Внезапно томное волнение охватило меня, свойственное не мне, а Эжену Дудекё. Я сунул паспорт в карман, извлек оттуда карточку Жизель и начал разглядывать ее. Боже, как я ее любил! «Думай обо мне…» Ведь я только этим и занят, что думаю о тебе, Жизель! Жизель — далекое прибежище моего счастья! Я схватил ручку, почтовую бумагу и принялся писать. По-французски, понятно:

«Жизель, возлюбленная моя! Мне нет нужды вспоминать о Люксембургском саде! Я пребываю в нем постоянно вместе с тобой, каждую секунду моих, столь тягостных здесь, дней и ночей».

Письмо получилось длинным, полным экзальтации. Подписался я «Твой навеки Эжен», вложил письмо в конверт, адресовал его: «Мадемуазель Жизель де Монфор, Париж, авеню Моцарта, 45. Франция». Приклеил марку с изображением Рыдз-Смиглы, пробитую штемпелем «Generalgouvernement». Спустившись вниз, я бросил письмо в почтовый ящик.

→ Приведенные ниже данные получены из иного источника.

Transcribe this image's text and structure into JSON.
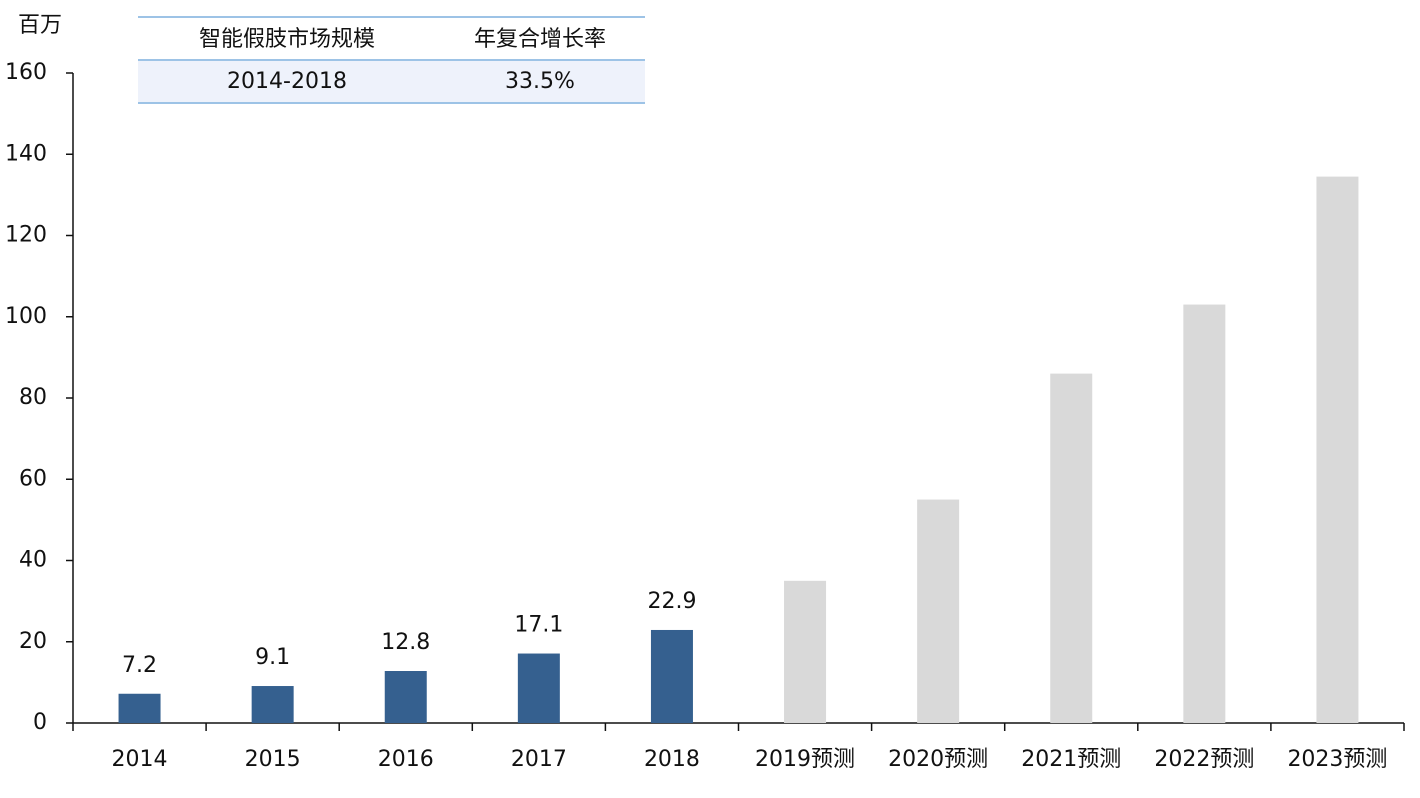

История с паспортом, Жизель и Люксембургским садом была бегством от действительности на один вечер. Я не столь уж сентиментален, чтобы тешить себя некой иллюзией и ради пустой забавы или по внутреннему побуждению прикидываться кем-то или чем-то, чего нет в действительности и что не сулит никакой выгоды. Но фотографию Жизель я носил с собой, иногда доставал ее и рассматривал. Грусть и нежность охватывали меня при виде этого трогательного личика. Я предавался воспоминаниям об удивительных переживаниях, которых не испытывал. Во мне несомненно сохранились какие-то остатки сентиментальности, порожденной лучшей, а может, и худшей стороной моего естества. Ладанки и образочки носят не только благочестивые люди, но и циничные прохвосты, а портреты пламенных спасителей человечества висят и у благородных идеологов, и у богобоязненных карьеристов.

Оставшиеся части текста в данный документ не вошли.